$a_n=(1+\frac{1}{2})(1+\frac{1}{4})\dots (1+\frac{1}{2^n}) $ converge

Question

Hi guys I have a problem that i need to prove that the sequence: $$a_n=(1+\frac{1}{2})(1+\frac{1}{4})\dots (1+\frac{1}{2^n}) $$ converges I need to show its a monotone sequence with an upper and lower bound.
For lower bound, 0 seems to fit nicely. I can also see that I always multiply by something bigger than one so its always increasing.
My only issue was finding an upper bound, with my calculator I figured that something around e is the upper bound but I can't prove it.
I attempted by induction: $$ \left(1+\frac{1}{2}\right)\cdot\left(1+\frac{1}{4}\right)\dots\left(1+\frac{1}{2^{n-1}}\right)\left(1+\frac{1}{2^{n}}\right)<4 $$ after multiplying both sides I got : $$ \left(1+\frac{1}{2}\right)\cdot\left(1+\frac{1}{4}\right)\dots\left(1+\frac{1}{2^{n-1}}\right)\left(1+\frac{1}{2^{n}}\right)\left(1+\frac{1}{2^{n+1}}\right)<4\left(1+\frac{1}{2^{n+1}}\right)<4\cdot2=8 $$ But it seems wrong and Im kind of lost.
Also tried using $$log_2a_n=log(3)-log(2)+log(5)-log(4)+log(9)-log(8)+\dots log(2^n+1)-log(2^n)$$ No matter how much I try, I just cant prove an upper bound, any suggestions?

Answer 1

In general infinite products are studied via the associated series of logarithms. In other words $$ a_n = \prod_{i=1}^n \left( 1+ \frac{1}{2^i} \right) = \prod_{i=1}^n e^{\log\left( 1+ \frac{1}{2^i} \right)} = e^{\sum_{i=1}^n \log\left(1+\frac{1}{2^n}\right)}, $$

and $\sum \log(1+\frac{1}{2^n})$ converges if and only of $\sum \frac{1}{2^n}$ converges by the limit comparison test.

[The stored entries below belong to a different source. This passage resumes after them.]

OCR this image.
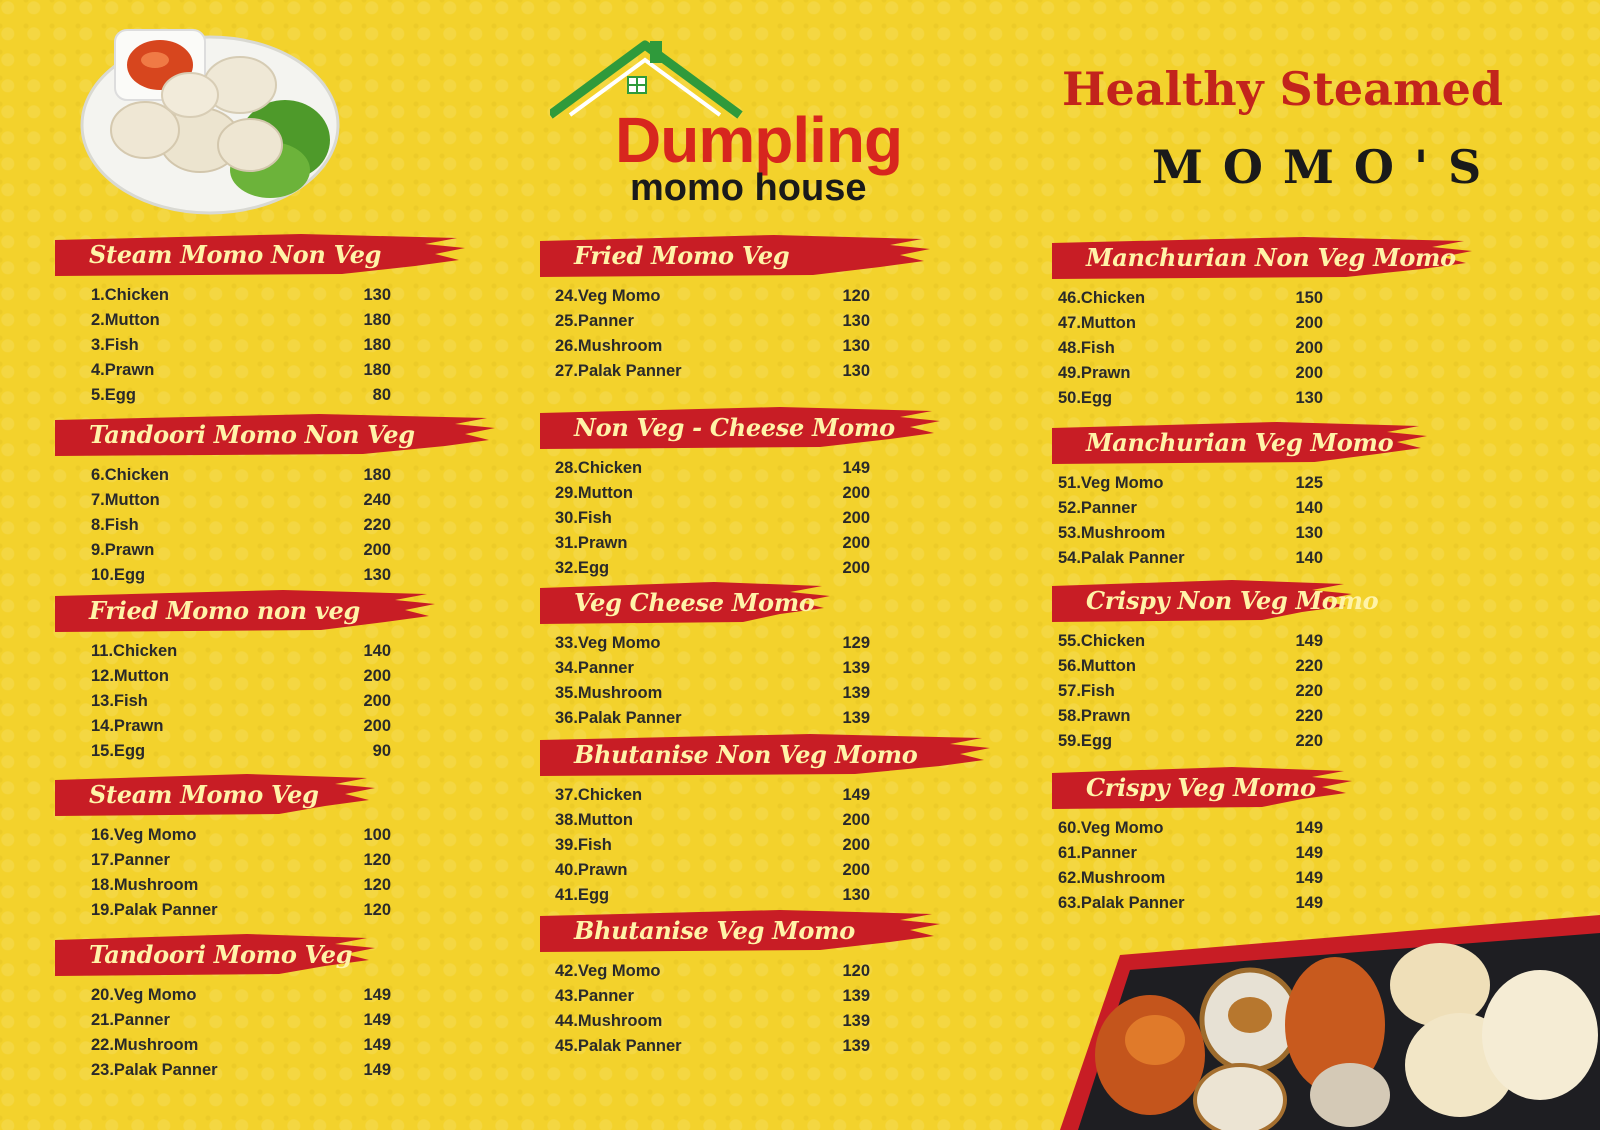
Dumpling
momo house
Healthy Steamed
MOMO'S
Steam Momo Non Veg
1.Chicken	130
2.Mutton	180
3.Fish	180
4.Prawn	180
5.Egg	80
Tandoori Momo Non Veg
6.Chicken	180
7.Mutton	240
8.Fish	220
9.Prawn	200
10.Egg	130
Fried Momo non veg
11.Chicken	140
12.Mutton	200
13.Fish	200
14.Prawn	200
15.Egg	90
Steam Momo Veg
16.Veg Momo	100
17.Panner	120
18.Mushroom	120
19.Palak Panner	120
Tandoori Momo Veg
20.Veg Momo	149
21.Panner	149
22.Mushroom	149
23.Palak Panner	149
Fried Momo Veg
24.Veg Momo	120
25.Panner	130
26.Mushroom	130
27.Palak Panner	130
Non Veg - Cheese Momo
28.Chicken	149
29.Mutton	200
30.Fish	200
31.Prawn	200
32.Egg	200
Veg Cheese Momo
33.Veg Momo	129
34.Panner	139
35.Mushroom	139
36.Palak Panner	139
Bhutanise Non Veg Momo
37.Chicken	149
38.Mutton	200
39.Fish	200
40.Prawn	200
41.Egg	130
Bhutanise Veg Momo
42.Veg Momo	120
43.Panner	139
44.Mushroom	139
45.Palak Panner	139
Manchurian Non Veg Momo
46.Chicken	150
47.Mutton	200
48.Fish	200
49.Prawn	200
50.Egg	130
Manchurian Veg Momo
51.Veg Momo	125
52.Panner	140
53.Mushroom	130
54.Palak Panner	140
Crispy Non Veg Momo
55.Chicken	149
56.Mutton	220
57.Fish	220
58.Prawn	220
59.Egg	220
Crispy Veg Momo
60.Veg Momo	149
61.Panner	149
62.Mushroom	149
63.Palak Panner	149
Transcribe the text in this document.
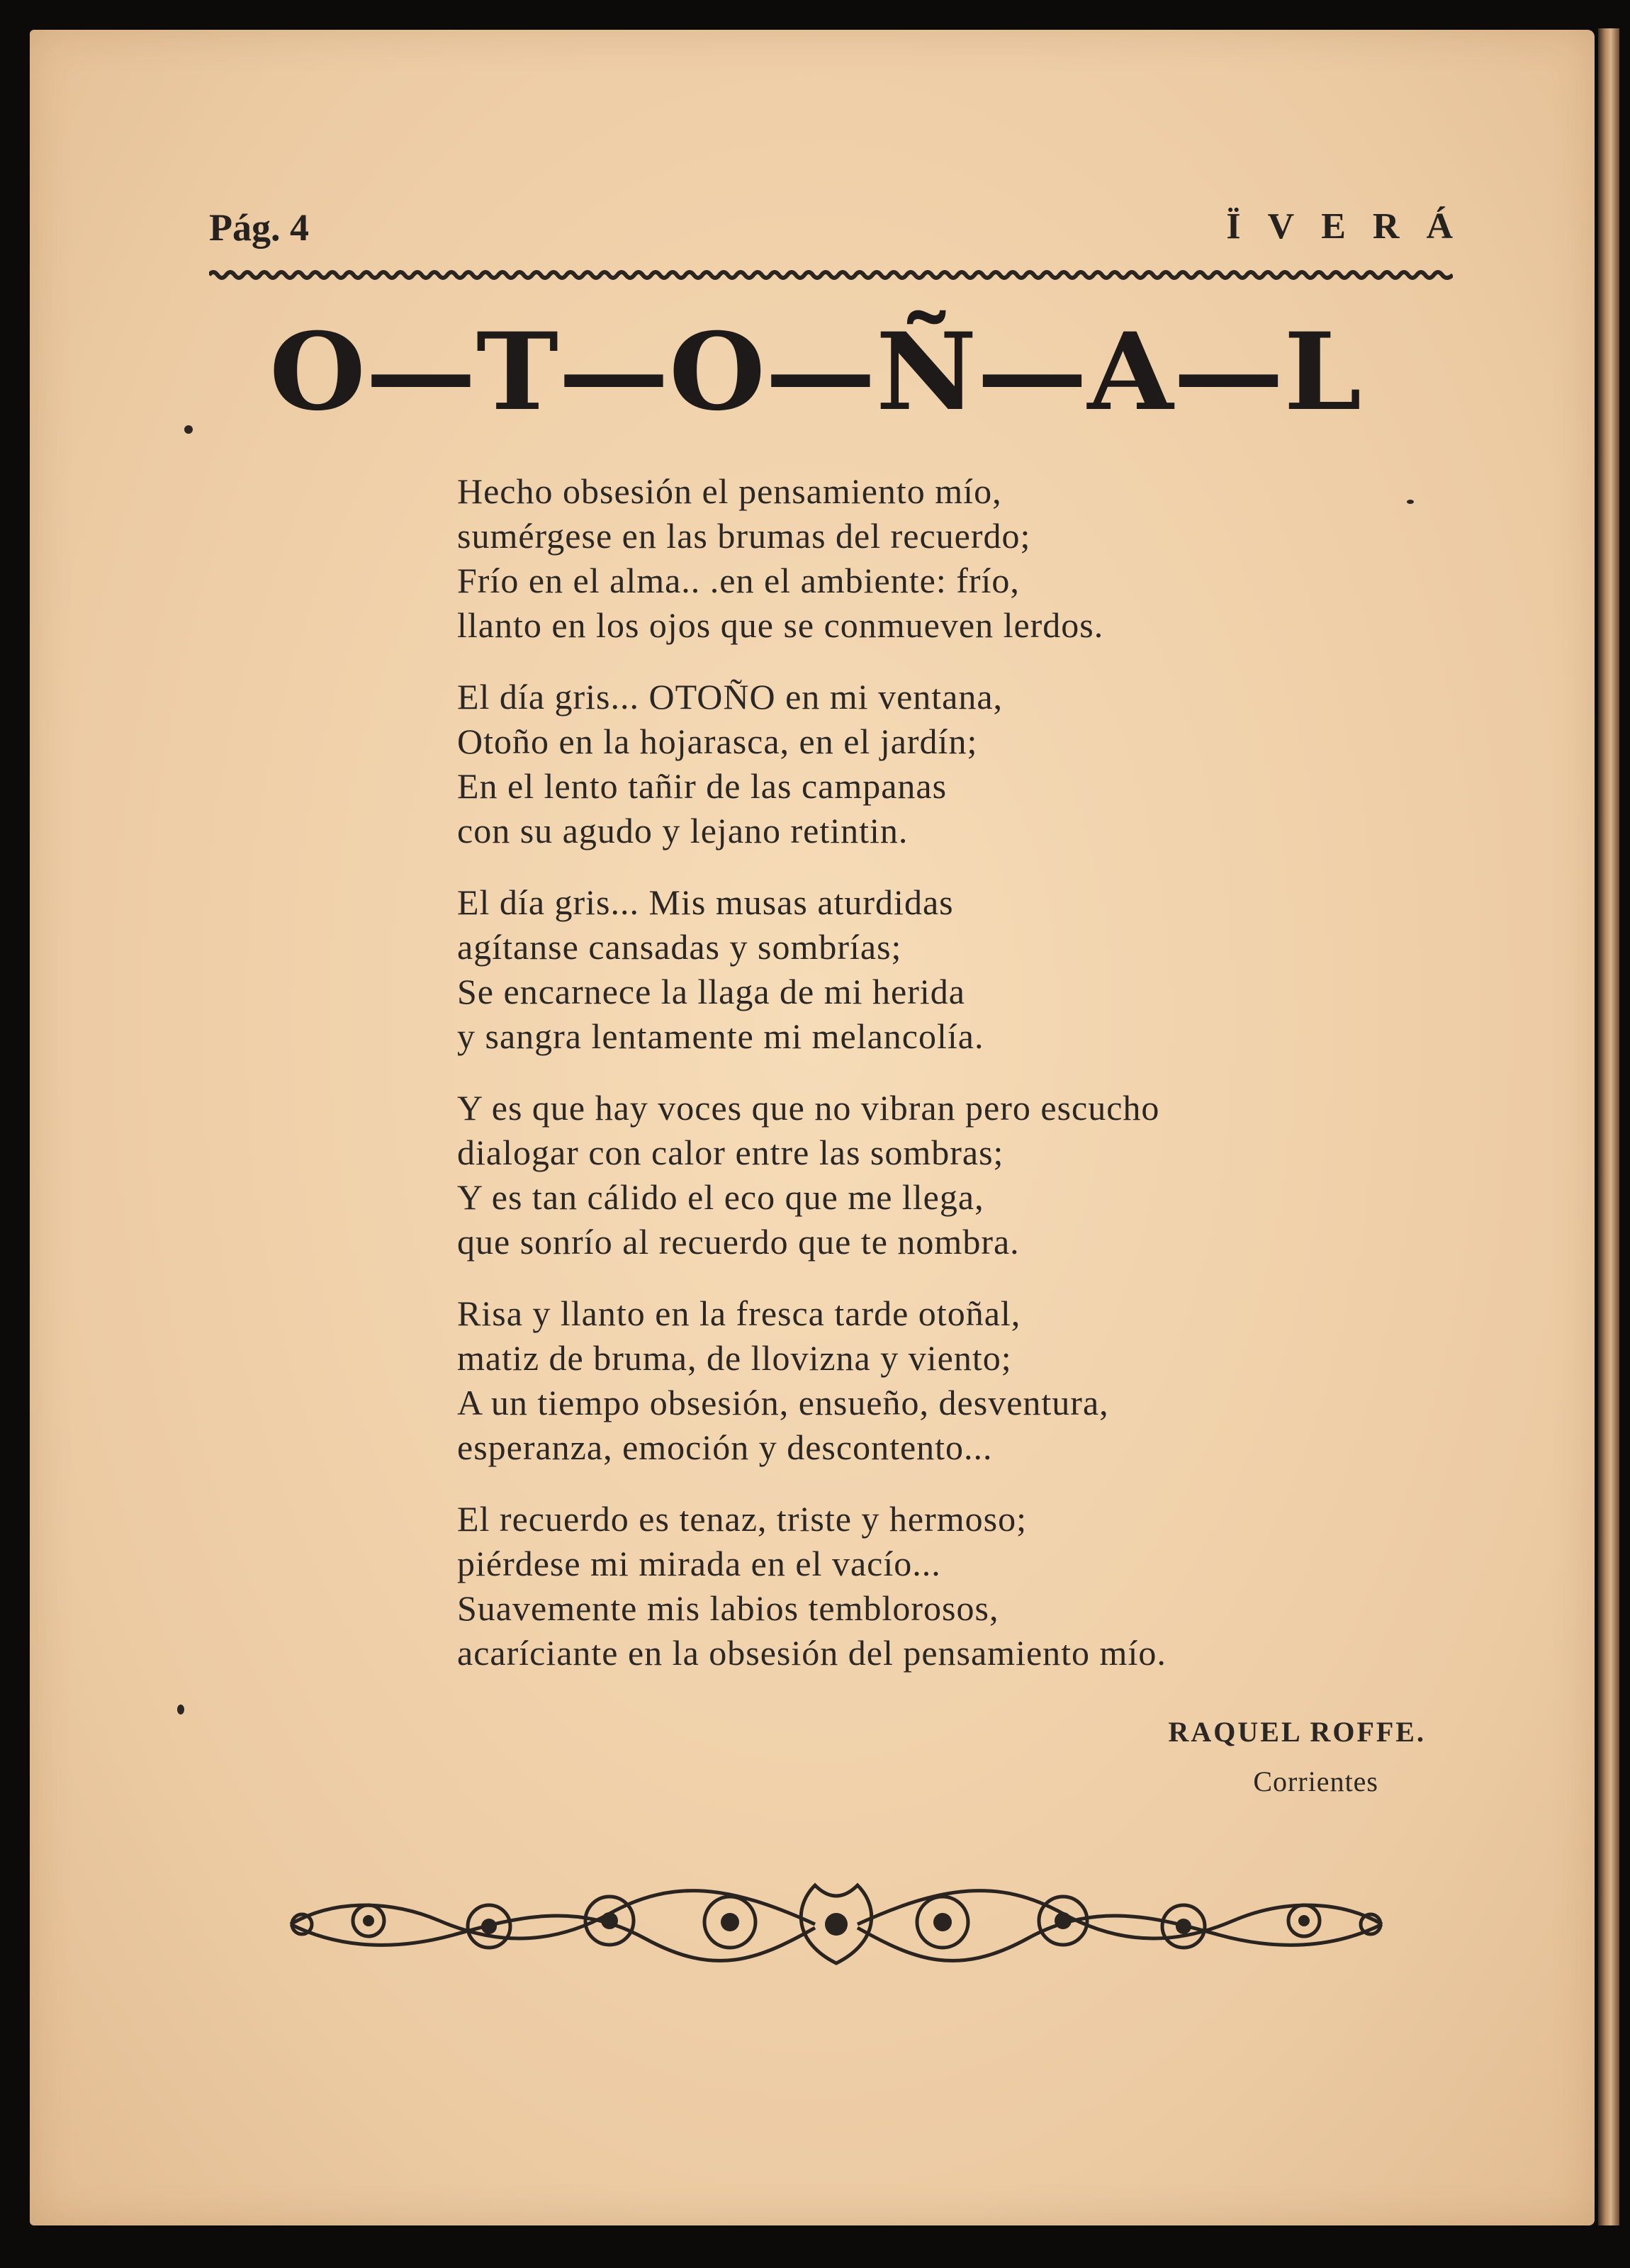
Pág. 4	ÏVERÁ
O—T—O—Ñ—A—L
Hecho obsesión el pensamiento mío,
sumérgese en las brumas del recuerdo;
Frío en el alma.. .en el ambiente: frío,
llanto en los ojos que se conmueven lerdos.
El día gris... OTOÑO en mi ventana,
Otoño en la hojarasca, en el jardín;
En el lento tañir de las campanas
con su agudo y lejano retintin.
El día gris... Mis musas aturdidas
agítanse cansadas y sombrías;
Se encarnece la llaga de mi herida
y sangra lentamente mi melancolía.
Y es que hay voces que no vibran pero escucho
dialogar con calor entre las sombras;
Y es tan cálido el eco que me llega,
que sonrío al recuerdo que te nombra.
Risa y llanto en la fresca tarde otoñal,
matiz de bruma, de llovizna y viento;
A un tiempo obsesión, ensueño, desventura,
esperanza, emoción y descontento...
El recuerdo es tenaz, triste y hermoso;
piérdese mi mirada en el vacío...
Suavemente mis labios temblorosos,
acaríciante en la obsesión del pensamiento mío.
RAQUEL ROFFE.
Corrientes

More generally, if $x_n\geq 0$ then $$ \prod_{n=0}^\infty\left(1+x_n\right)\text{ converges if and only if } \sum_{n=0}^\infty x_n \text{converges.} $$

I highly recommend reading the wikipedia article on infinite products.

Answer 2

For the lower bound :

Using Bernoulli's inequality we have $x\geq 0$:

$$(1+x)^{\frac{1}{2}}\leq 1+\frac{1}{2}x$$

So :

$$(1+\frac{1}{2})^{\frac{1}{2}}(1+\frac{1}{4})^{\frac{1}{2}}\cdots(1+\frac{1}{2^n})^{\frac{1}{2}}< (1+\frac{1}{4})(1+\frac{1}{8})\cdots(1+\frac{1}{2^{n+1}})$$

Now we can conclude easily

Answer 3

Note \begin{eqnarray} a_n&=&(1+\frac{1}{2})(1+\frac{1}{4})\dots (1+\frac{1}{2^n})\\ &=&\frac{(1-\frac12)(1+\frac{1}{2})(1+\frac{1}{4})\dots (1+\frac{1}{2^n})}{1-\frac12}\\ &=&2(1-\frac{1}{2^2})(1+\frac{1}{2^2})\dots (1+\frac{1}{2^n})\\ &=&\cdots\\ &=&2(1-\frac{1}{2^{2n}}) \end{eqnarray} and hence $\{a_n\}$ converges.